Verizon has agreed to a $5 million settlement with the FCC over the carrier’s handling of call completion in rural areas.
The FCC’s Enforcement Bureau led an inquiry that centered on whether, over a period of many months in 2013, Verizon failed to investigate evidence of low call answer rates to 26 different rural areas across the country. Those calls included both wireless and wireless.
The FCC reports that Verizon will pay a fine of $2 million and will implement a compliance plan in which it commits to spend an additional $3 million over the next three years to improve call completion to rural areas across the country.
Travis LeBlanc, Chief of the Enforcement Bureau, said in a statement that all Americans have a right to make and receive phone calls.
“Phone companies are on notice that the FCC will hold them accountable for failures to investigate and ensure that calls go through to the rural heartland of the country,” Leblanc said.
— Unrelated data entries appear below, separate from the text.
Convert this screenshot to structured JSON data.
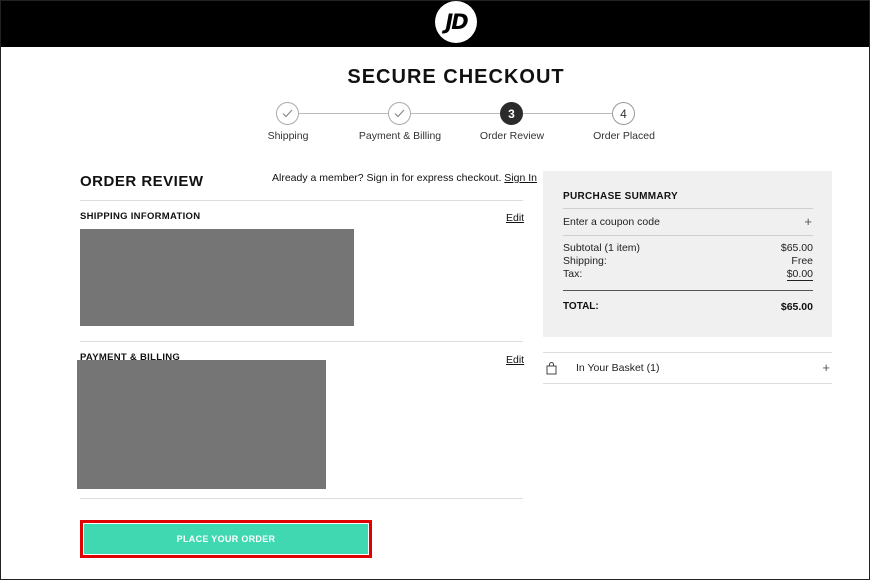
{
  "header": {
    "logo_text": "JD"
  },
  "page": {
    "title": "SECURE CHECKOUT"
  },
  "steps": [
    {
      "label": "Shipping",
      "state": "done",
      "marker": ""
    },
    {
      "label": "Payment & Billing",
      "state": "done",
      "marker": ""
    },
    {
      "label": "Order Review",
      "state": "active",
      "marker": "3"
    },
    {
      "label": "Order Placed",
      "state": "upcoming",
      "marker": "4"
    }
  ],
  "review": {
    "title": "ORDER REVIEW",
    "member_prompt": "Already a member? Sign in for express checkout.",
    "sign_in_label": "Sign In",
    "shipping_heading": "SHIPPING INFORMATION",
    "payment_heading": "PAYMENT & BILLING",
    "edit_label": "Edit",
    "place_order_label": "PLACE YOUR ORDER"
  },
  "summary": {
    "title": "PURCHASE SUMMARY",
    "coupon_label": "Enter a coupon code",
    "subtotal_label": "Subtotal (1 item)",
    "subtotal_value": "$65.00",
    "shipping_label": "Shipping:",
    "shipping_value": "Free",
    "tax_label": "Tax:",
    "tax_value": "$0.00",
    "total_label": "TOTAL:",
    "total_value": "$65.00"
  },
  "basket": {
    "label": "In Your Basket (1)"
  },
  "colors": {
    "accent": "#3fd8b0",
    "highlight": "#e00000",
    "redaction": "#757575"
  },
  "icons": {
    "check": "check-icon",
    "plus": "plus-icon",
    "bag": "shopping-bag-icon"
  }
}
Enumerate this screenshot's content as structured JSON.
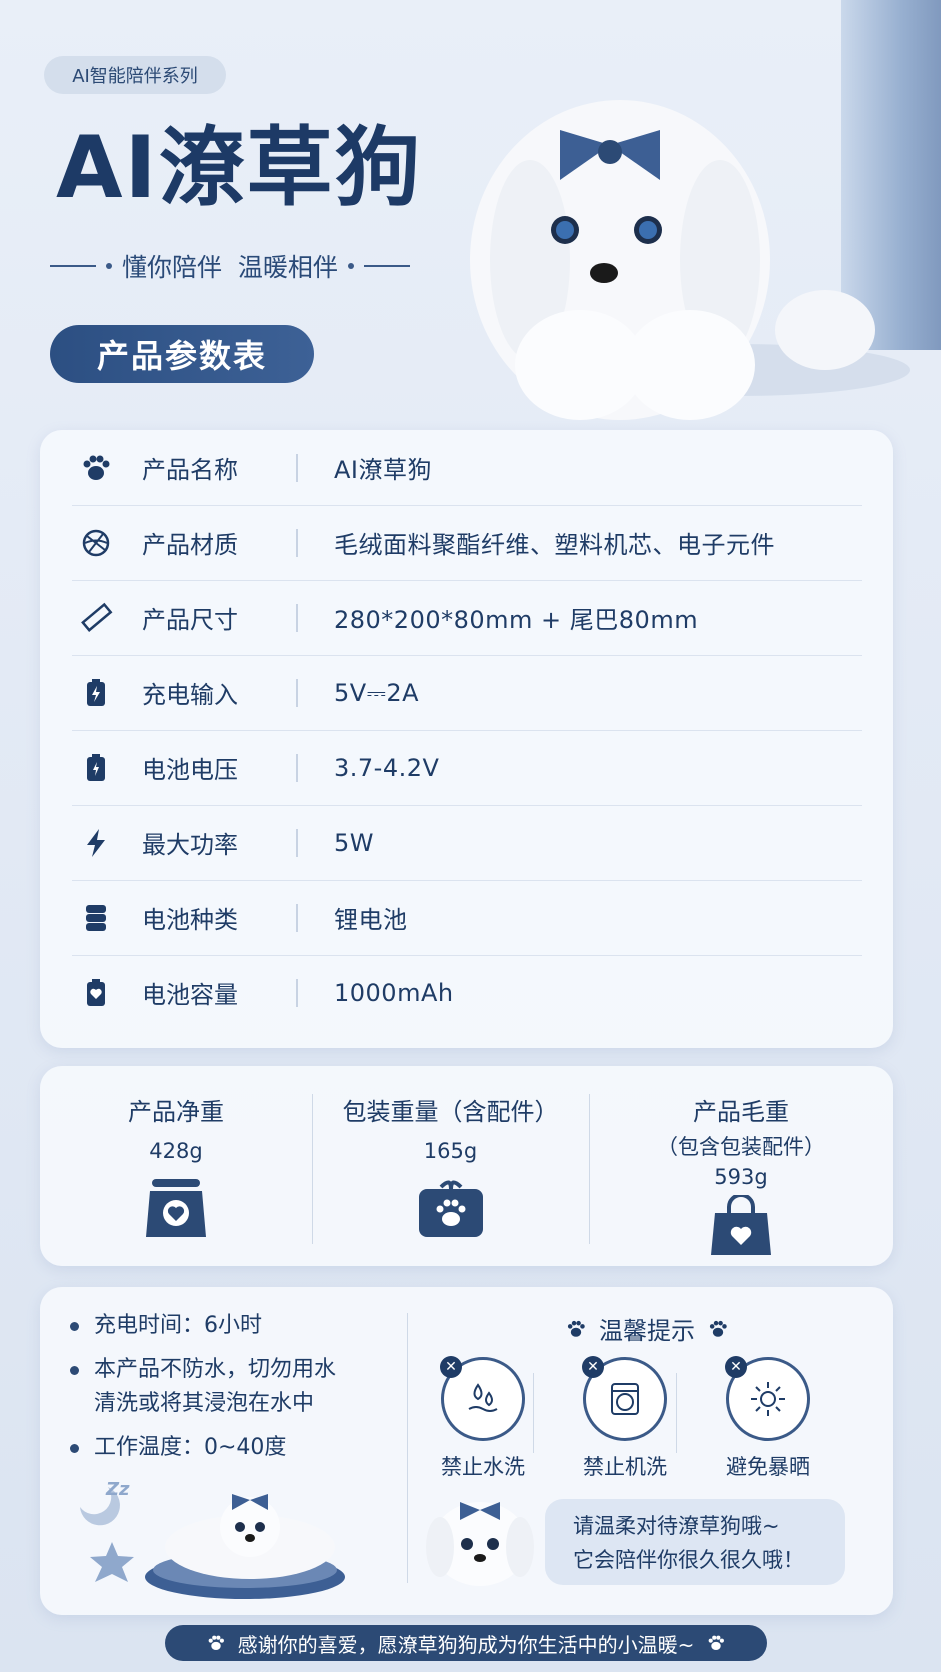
{
  "header": {
    "series": "AI智能陪伴系列",
    "title": "AI潦草狗",
    "subtitle": "懂你陪伴  温暖相伴",
    "section_tag": "产品参数表"
  },
  "specs": [
    {
      "icon": "paw-icon",
      "label": "产品名称",
      "value": "AI潦草狗"
    },
    {
      "icon": "yarn-ball-icon",
      "label": "产品材质",
      "value": "毛绒面料聚酯纤维、塑料机芯、电子元件"
    },
    {
      "icon": "ruler-icon",
      "label": "产品尺寸",
      "value": "280*200*80mm + 尾巴80mm"
    },
    {
      "icon": "charging-battery-icon",
      "label": "充电输入",
      "value": "5V⎓2A"
    },
    {
      "icon": "battery-bolt-icon",
      "label": "电池电压",
      "value": "3.7-4.2V"
    },
    {
      "icon": "lightning-icon",
      "label": "最大功率",
      "value": "5W"
    },
    {
      "icon": "battery-cells-icon",
      "label": "电池种类",
      "value": "锂电池"
    },
    {
      "icon": "battery-heart-icon",
      "label": "电池容量",
      "value": "1000mAh"
    }
  ],
  "weights": [
    {
      "title": "产品净重",
      "sub": "",
      "value": "428g",
      "icon": "scale-heart-icon"
    },
    {
      "title": "包装重量（含配件）",
      "sub": "",
      "value": "165g",
      "icon": "gift-box-paw-icon"
    },
    {
      "title": "产品毛重",
      "sub": "（包含包装配件）",
      "value": "593g",
      "icon": "shopping-bag-heart-icon"
    }
  ],
  "notes": [
    "充电时间：6小时",
    "本产品不防水，切勿用水",
    "清洗或将其浸泡在水中",
    "工作温度：0~40度"
  ],
  "tips": {
    "title": "温馨提示",
    "warnings": [
      {
        "icon": "water-drops-icon",
        "label": "禁止水洗"
      },
      {
        "icon": "washing-machine-icon",
        "label": "禁止机洗"
      },
      {
        "icon": "sun-icon",
        "label": "避免暴晒"
      }
    ],
    "bubble_line1": "请温柔对待潦草狗哦~",
    "bubble_line2": "它会陪伴你很久很久哦！",
    "sleep_text": "Zz"
  },
  "footer": "感谢你的喜爱，愿潦草狗狗成为你生活中的小温暖~",
  "colors": {
    "primary": "#1f3c66",
    "accent": "#3b5a88",
    "bg": "#e6edf7"
  }
}
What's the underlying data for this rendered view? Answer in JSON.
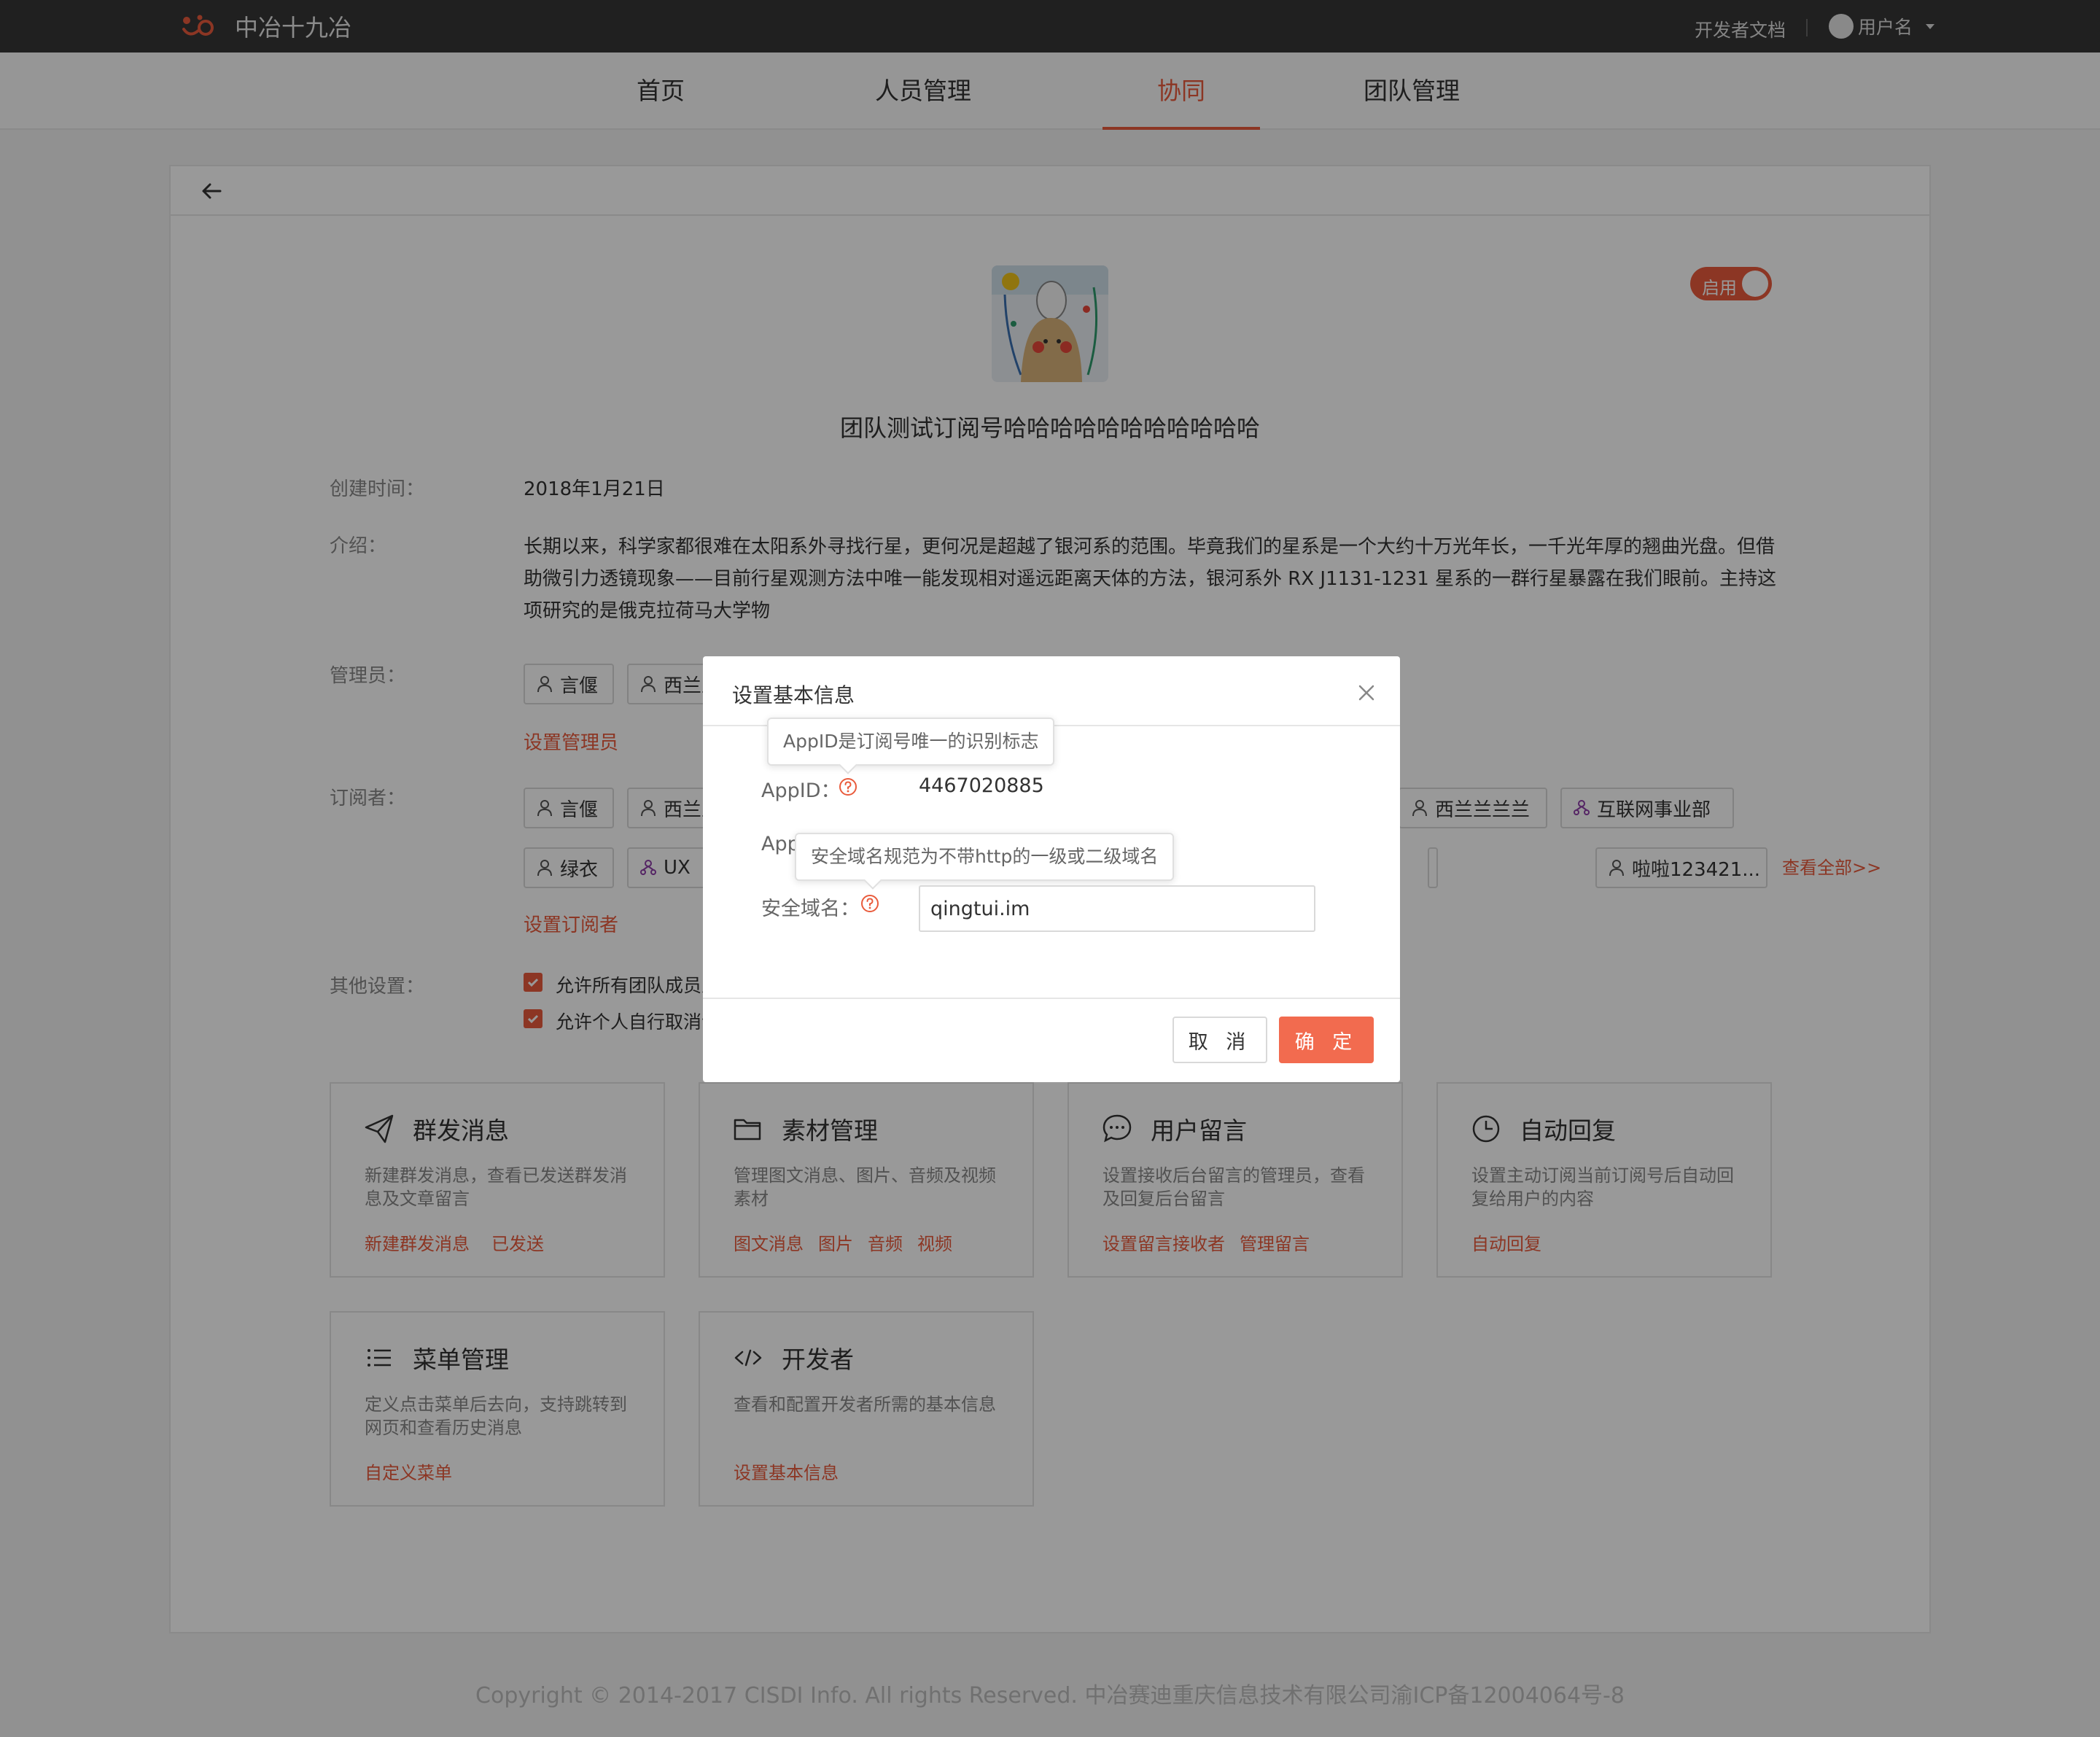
{
  "brand": {
    "name": "中冶十九冶"
  },
  "topbar": {
    "dev_docs": "开发者文档",
    "username": "用户名"
  },
  "nav": {
    "tabs": [
      {
        "label": "首页"
      },
      {
        "label": "人员管理"
      },
      {
        "label": "协同",
        "active": true
      },
      {
        "label": "团队管理"
      }
    ]
  },
  "account": {
    "status_label": "启用",
    "title": "团队测试订阅号哈哈哈哈哈哈哈哈哈哈哈",
    "created_label": "创建时间：",
    "created_value": "2018年1月21日",
    "intro_label": "介绍：",
    "intro_text": "长期以来，科学家都很难在太阳系外寻找行星，更何况是超越了银河系的范围。毕竟我们的星系是一个大约十万光年长，一千光年厚的翘曲光盘。但借助微引力透镜现象——目前行星观测方法中唯一能发现相对遥远距离天体的方法，银河系外 RX J1131-1231 星系的一群行星暴露在我们眼前。主持这项研究的是俄克拉荷马大学物",
    "admins_label": "管理员：",
    "admins": [
      "言偃",
      "西兰兰兰兰"
    ],
    "set_admins": "设置管理员",
    "subscribers_label": "订阅者：",
    "subscribers_row1": [
      "言偃",
      "西兰兰兰兰",
      "西兰兰兰兰",
      "互联网事业部"
    ],
    "subscribers_row2": [
      "绿衣",
      "UX",
      "啦啦123421..."
    ],
    "view_all": "查看全部>>",
    "set_subscribers": "设置订阅者",
    "other_label": "其他设置：",
    "options": [
      "允许所有团队成员从",
      "允许个人自行取消订阅"
    ]
  },
  "features": [
    {
      "icon": "send-icon",
      "title": "群发消息",
      "desc": "新建群发消息，查看已发送群发消息及文章留言",
      "links": [
        "新建群发消息",
        "已发送"
      ]
    },
    {
      "icon": "folder-icon",
      "title": "素材管理",
      "desc": "管理图文消息、图片、音频及视频素材",
      "links": [
        "图文消息",
        "图片",
        "音频",
        "视频"
      ]
    },
    {
      "icon": "comment-icon",
      "title": "用户留言",
      "desc": "设置接收后台留言的管理员，查看及回复后台留言",
      "links": [
        "设置留言接收者",
        "管理留言"
      ]
    },
    {
      "icon": "clock-icon",
      "title": "自动回复",
      "desc": "设置主动订阅当前订阅号后自动回复给用户的内容",
      "links": [
        "自动回复"
      ]
    },
    {
      "icon": "list-icon",
      "title": "菜单管理",
      "desc": "定义点击菜单后去向，支持跳转到网页和查看历史消息",
      "links": [
        "自定义菜单"
      ]
    },
    {
      "icon": "code-icon",
      "title": "开发者",
      "desc": "查看和配置开发者所需的基本信息",
      "links": [
        "设置基本信息"
      ]
    }
  ],
  "footer": {
    "text": "Copyright © 2014-2017 CISDI Info. All rights Reserved. 中冶赛迪重庆信息技术有限公司渝ICP备12004064号-8"
  },
  "modal": {
    "title": "设置基本信息",
    "appid_tooltip": "AppID是订阅号唯一的识别标志",
    "appid_label": "AppID：",
    "appid_value": "4467020885",
    "secret_label": "App",
    "domain_tooltip": "安全域名规范为不带http的一级或二级域名",
    "domain_label": "安全域名：",
    "domain_value": "qingtui.im",
    "cancel": "取 消",
    "confirm": "确 定"
  },
  "colors": {
    "accent": "#e95b3c",
    "topbar": "#363636",
    "confirm_button": "#f26b4f"
  }
}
Among a number of other clauses in the agreement, Verizon has also agreed to appoint a Rural Call Completion Ombudsman within Verizon to centralize analysis of rural call completion problems, and to develop a system to automatically identify customer complaints that may be related to rural call completion issues.
Verizon was also ordered to limit its use of intermediate providers providers between the Verizon network and the local rural provider, that are often the source of call completion problems.
This is the fourth major resolution of a rural call completion investigation. The Bureau entered into consent decrees related to rural call completion performance with Matrix Telecom, Windstream Corporation, and Level 3 Communications.